From the Chan/Zen point of view, the true mind is perfect as it is. It is only false views that obscure the true mind's inherent perfection. As the text states,

Any degeneration of your previous practice on emptiness arises because of false perspectives.
There is really no need to go after the Truth but there is indeed a need to extinguish biased views. (Note: 前空轉變 皆由妄見 不用求真 唯須息見)

Moreover, the passage that follows immediately after explicitly warns against losing the original, true mind:

Do not dwell in the two biased views. Make sure you do not pursue. The moment you think about right and wrong, that moment you unwittingly lose your true mind. (Note: 二見不住 慎勿追尋 才有是非 紛然失心)

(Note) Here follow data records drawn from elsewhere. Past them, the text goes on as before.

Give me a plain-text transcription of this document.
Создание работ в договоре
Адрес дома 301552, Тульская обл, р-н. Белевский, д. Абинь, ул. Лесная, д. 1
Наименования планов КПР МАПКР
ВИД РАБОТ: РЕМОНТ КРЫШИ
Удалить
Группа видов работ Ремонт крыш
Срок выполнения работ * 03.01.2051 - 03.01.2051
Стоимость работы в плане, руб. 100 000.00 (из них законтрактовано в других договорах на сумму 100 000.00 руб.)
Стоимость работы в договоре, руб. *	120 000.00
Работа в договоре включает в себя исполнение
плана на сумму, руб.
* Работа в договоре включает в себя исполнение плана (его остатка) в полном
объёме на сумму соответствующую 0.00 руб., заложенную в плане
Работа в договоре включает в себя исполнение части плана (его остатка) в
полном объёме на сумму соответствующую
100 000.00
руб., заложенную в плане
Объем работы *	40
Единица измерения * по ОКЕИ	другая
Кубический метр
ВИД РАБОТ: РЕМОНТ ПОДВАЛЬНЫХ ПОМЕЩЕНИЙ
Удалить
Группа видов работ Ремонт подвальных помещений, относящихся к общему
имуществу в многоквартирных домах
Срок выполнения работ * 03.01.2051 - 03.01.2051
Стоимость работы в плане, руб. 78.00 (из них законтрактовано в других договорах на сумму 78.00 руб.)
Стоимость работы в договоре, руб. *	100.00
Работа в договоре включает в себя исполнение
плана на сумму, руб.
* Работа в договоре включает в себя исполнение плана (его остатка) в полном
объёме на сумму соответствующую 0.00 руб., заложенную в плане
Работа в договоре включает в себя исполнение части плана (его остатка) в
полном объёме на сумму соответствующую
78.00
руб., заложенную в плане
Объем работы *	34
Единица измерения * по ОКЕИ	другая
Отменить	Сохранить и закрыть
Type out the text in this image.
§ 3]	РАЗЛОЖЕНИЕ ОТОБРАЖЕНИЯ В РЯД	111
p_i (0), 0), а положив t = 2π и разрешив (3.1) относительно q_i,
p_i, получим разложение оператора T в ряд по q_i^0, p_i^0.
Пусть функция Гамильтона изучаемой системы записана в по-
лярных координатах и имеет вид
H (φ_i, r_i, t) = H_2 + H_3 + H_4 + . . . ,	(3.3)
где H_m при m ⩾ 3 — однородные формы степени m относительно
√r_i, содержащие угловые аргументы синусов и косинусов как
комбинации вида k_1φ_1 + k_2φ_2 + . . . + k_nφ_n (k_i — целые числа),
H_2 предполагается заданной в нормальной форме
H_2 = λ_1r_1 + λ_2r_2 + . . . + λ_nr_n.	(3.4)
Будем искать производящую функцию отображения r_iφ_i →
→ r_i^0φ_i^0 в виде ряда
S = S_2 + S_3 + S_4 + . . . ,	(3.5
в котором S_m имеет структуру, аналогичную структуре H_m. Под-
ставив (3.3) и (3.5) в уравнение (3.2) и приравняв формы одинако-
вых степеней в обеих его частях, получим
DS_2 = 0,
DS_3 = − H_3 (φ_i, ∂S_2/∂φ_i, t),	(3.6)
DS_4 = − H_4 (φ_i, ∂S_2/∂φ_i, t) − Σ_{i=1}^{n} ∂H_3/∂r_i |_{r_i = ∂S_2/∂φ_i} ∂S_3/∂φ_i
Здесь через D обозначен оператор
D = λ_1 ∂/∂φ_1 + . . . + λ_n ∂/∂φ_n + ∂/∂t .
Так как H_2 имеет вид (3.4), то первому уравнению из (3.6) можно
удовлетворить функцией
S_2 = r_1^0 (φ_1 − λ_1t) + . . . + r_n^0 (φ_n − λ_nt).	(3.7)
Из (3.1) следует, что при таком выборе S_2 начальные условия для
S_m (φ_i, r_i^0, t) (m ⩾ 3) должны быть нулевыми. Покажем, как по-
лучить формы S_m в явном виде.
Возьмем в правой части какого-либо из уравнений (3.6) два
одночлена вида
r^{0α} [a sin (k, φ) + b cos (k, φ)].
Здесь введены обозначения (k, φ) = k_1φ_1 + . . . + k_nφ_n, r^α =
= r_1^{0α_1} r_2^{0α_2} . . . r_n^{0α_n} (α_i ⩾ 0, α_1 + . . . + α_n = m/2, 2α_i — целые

Whether translated as Faith in Mind, Believing in Mind, Trust in Mind, or The Truthful Mind, the central message of the Xinxin Ming is the same: to point directly to Mind by giving up one-sided views so we can see the One Suchness of reality as it is. (Note: 心若不異 萬法一如)
== Excerpts ==
=== Opening verse ===
The opening verse, variously translated, sets out the fundamental principle:

 The best way [Great Way, the Tao] is not difficult
 It only excludes picking and choosing
 Once you stop loving and hating
 It will enlighten itself.
 (trans. D. Pajin)

Alternatively:

 The Perfect Way knows no difficulties
 Except that it refuses to make preferences;
 Only when freed from hate and love,
 It reveals itself fully and without disguise
 (trans. by D.T. Suzuki)

And also:

 There is nothing difficult about the Great Way,
 But avoid choosing!
 Only when you neither love nor hate,
 Does it appear in all clarity.
 (trans. R.H. Blyth, Zen and Zen Classics)

=== Last verse ===
The poem ends with:

 Emptiness here, Emptiness there,
 but the infinite universe stands always before your eyes.
 Infinitely large and infinitely small;
 no difference, for definitions have vanished
 and no boundaries are seen.
 So too with Being
 and non-Being.
 Don't waste time in doubts and arguments
 that have nothing to do with this.
 One thing, all things:
 move among and intermingle, without distinction.
 To live in this realization
 is to be without anxiety about non-perfection.
 To live in this faith is the road to non-duality,
 Because the non-dual is one with the trusting mind.
 Words! The Way is beyond language,
 for in it there is
 no yesterday
 no tomorrow
 no today.
(trans. Richard B. Clarke)

Alternatively:

 One in All,
 All in One—
 If only this is realized,
 No more worry about your not being perfect!

Where Mind and each believing mind are not divided,
And undivided are each believing mind and Mind,
This is where words fail;
For it is not of the past, present, and future.
(trans. D.T. Suzuki)

And also:

 One thing is all things;
 All things are one thing.
 If this is so for you,
 There is no need to worry about perfect knowledge.
 The believing mind is not dual;
 What is dual is not the believing mind.
 Beyond all language,
 For it there is no past, no present, no future.